There's no question Malone has seen a lot during his 100 years. Some memories are sharper than others these days, but stories from his time in the Army still hold strong.
"We landed at Omaha Beach nine days after D-Day," explained Malone.
The images of that day are still crystal clear.
"It hurts, it hurts," as emotions and memories came flooding back to him. "You could see bodies all out there in the harbor, but you couldn't do anything to help them, you had to keep moving."
Malone served in France, Belgium and Holland.
"973 — that was my outfit number," he proudly exclaimed. "We had a service company, the Red Ball Express."
Staffed primarily with Black soldiers, the famed convoy system supplied Allied forces moving quickly through Europe.
"(And) then we'd guard the German POWs. That was our duty, and the stockade," he added.
It wasn't all terrible.
"My uncle was in Belgium.
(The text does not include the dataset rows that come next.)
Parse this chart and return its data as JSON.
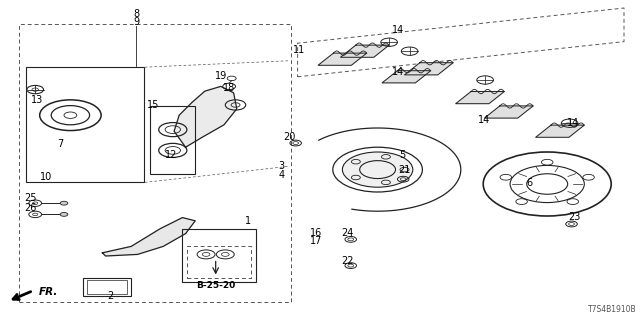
{
  "title": "",
  "bg_color": "#ffffff",
  "diagram_code": "T7S4B1910B",
  "box_label": "B-25-20",
  "line_color": "#222222",
  "dashed_line_color": "#555555",
  "text_color": "#000000",
  "font_size": 7.0
}
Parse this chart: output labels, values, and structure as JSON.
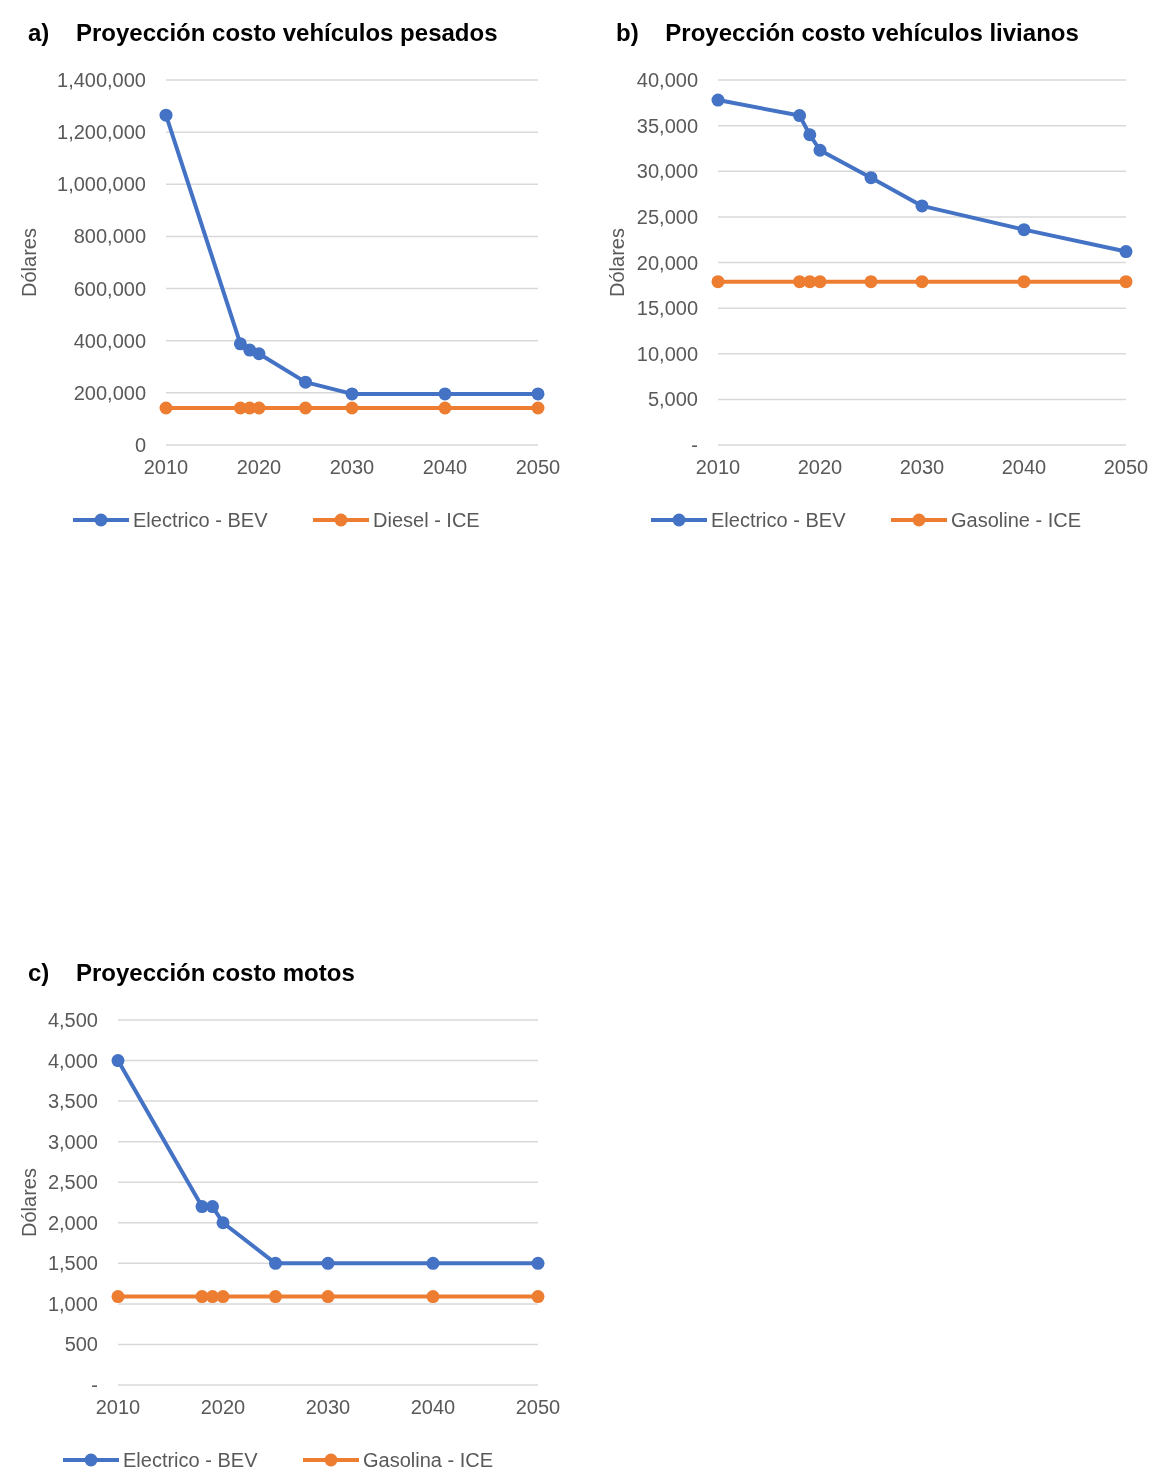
{
  "chart_data": [
    {
      "type": "line",
      "title": "a)    Proyección costo vehículos pesados",
      "ylabel": "Dólares",
      "x": [
        2010,
        2018,
        2019,
        2020,
        2025,
        2030,
        2040,
        2050
      ],
      "xlim": [
        2010,
        2050
      ],
      "xticks": [
        2010,
        2020,
        2030,
        2040,
        2050
      ],
      "ylim": [
        0,
        1400000
      ],
      "yticks": [
        {
          "value": 0,
          "label": "0"
        },
        {
          "value": 200000,
          "label": "200,000"
        },
        {
          "value": 400000,
          "label": "400,000"
        },
        {
          "value": 600000,
          "label": "600,000"
        },
        {
          "value": 800000,
          "label": "800,000"
        },
        {
          "value": 1000000,
          "label": "1,000,000"
        },
        {
          "value": 1200000,
          "label": "1,200,000"
        },
        {
          "value": 1400000,
          "label": "1,400,000"
        }
      ],
      "grid": "y",
      "legend": "bottom",
      "marker": "circle",
      "line_style": "solid",
      "series": [
        {
          "name": "Electrico - BEV",
          "color": "#4472c4",
          "values": [
            1265000,
            388000,
            364000,
            350000,
            241000,
            196000,
            196000,
            196000
          ]
        },
        {
          "name": "Diesel - ICE",
          "color": "#ed7d31",
          "values": [
            142000,
            142000,
            142000,
            142000,
            142000,
            142000,
            142000,
            142000
          ]
        }
      ]
    },
    {
      "type": "line",
      "title": "b)    Proyección costo vehículos livianos",
      "ylabel": "Dólares",
      "x": [
        2010,
        2018,
        2019,
        2020,
        2025,
        2030,
        2040,
        2050
      ],
      "xlim": [
        2010,
        2050
      ],
      "xticks": [
        2010,
        2020,
        2030,
        2040,
        2050
      ],
      "ylim": [
        0,
        40000
      ],
      "yticks": [
        {
          "value": 0,
          "label": "-"
        },
        {
          "value": 5000,
          "label": "5,000"
        },
        {
          "value": 10000,
          "label": "10,000"
        },
        {
          "value": 15000,
          "label": "15,000"
        },
        {
          "value": 20000,
          "label": "20,000"
        },
        {
          "value": 25000,
          "label": "25,000"
        },
        {
          "value": 30000,
          "label": "30,000"
        },
        {
          "value": 35000,
          "label": "35,000"
        },
        {
          "value": 40000,
          "label": "40,000"
        }
      ],
      "grid": "y",
      "legend": "bottom",
      "marker": "circle",
      "line_style": "solid",
      "series": [
        {
          "name": "Electrico - BEV",
          "color": "#4472c4",
          "values": [
            37800,
            36100,
            34000,
            32300,
            29300,
            26200,
            23600,
            21200
          ]
        },
        {
          "name": "Gasoline - ICE",
          "color": "#ed7d31",
          "values": [
            17900,
            17900,
            17900,
            17900,
            17900,
            17900,
            17900,
            17900
          ]
        }
      ]
    },
    {
      "type": "line",
      "title": "c)    Proyección costo motos",
      "ylabel": "Dólares",
      "x": [
        2010,
        2018,
        2019,
        2020,
        2025,
        2030,
        2040,
        2050
      ],
      "xlim": [
        2010,
        2050
      ],
      "xticks": [
        2010,
        2020,
        2030,
        2040,
        2050
      ],
      "ylim": [
        0,
        4500
      ],
      "yticks": [
        {
          "value": 0,
          "label": "-"
        },
        {
          "value": 500,
          "label": "500"
        },
        {
          "value": 1000,
          "label": "1,000"
        },
        {
          "value": 1500,
          "label": "1,500"
        },
        {
          "value": 2000,
          "label": "2,000"
        },
        {
          "value": 2500,
          "label": "2,500"
        },
        {
          "value": 3000,
          "label": "3,000"
        },
        {
          "value": 3500,
          "label": "3,500"
        },
        {
          "value": 4000,
          "label": "4,000"
        },
        {
          "value": 4500,
          "label": "4,500"
        }
      ],
      "grid": "y",
      "legend": "bottom",
      "marker": "circle",
      "line_style": "solid",
      "series": [
        {
          "name": "Electrico - BEV",
          "color": "#4472c4",
          "values": [
            4000,
            2200,
            2200,
            2000,
            1500,
            1500,
            1500,
            1500
          ]
        },
        {
          "name": "Gasolina - ICE",
          "color": "#ed7d31",
          "values": [
            1090,
            1090,
            1090,
            1090,
            1090,
            1090,
            1090,
            1090
          ]
        }
      ]
    }
  ]
}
That's where I met my uncle, and that's the first place we got ice cream," he said before pausing and continuing with a smile. "That was beautiful."
Not to mention, he served alongside a few others you may know.
"I saw Joe Louis and Sugar Ray Robinson. They were in our outfit in Augusta, Georgia."
He still recalls one of the first things he did when he returned from war.
"When we came back, we went to a theater in New York. Buddy Johnson's band was there, and his sister sang 'Uncle Sam Ain't No Woman, but He Can Sure Get Your Man,'" he said with a laugh, "and the folks in the theater went wild."
After the war, Malone married his high school sweetheart and returned to Decatur.
"I worked at the train station for 35 years for Southern Railway."
He's now the oldest living employee of the Decatur Southern Railway Depot.
If you want to really see him smile, ask about a trip with his fellow veterans that he took a few years back to our nation's capital.
"They put us up in this 5-star hotel, fed us, and it was just beautiful."
That trip included an extra special moment at Arlington Cemetery.
"I saw Obama do that and I said, 'Wow,' and then they come around and I did the same thing, I laid the wreath at the Tomb of the Unknown Soldier," Malone said.
While the pandemic may have ended his golf game, as par for the course, he still presses on.
"The good lord is still keeping his loving hands on me."
He's taking time to enjoy all of life's precious moments.
From all of us here at WAAY 31, we'd like to wish Ross Malone Jr. a very happy 100th birthday and thank you for your service.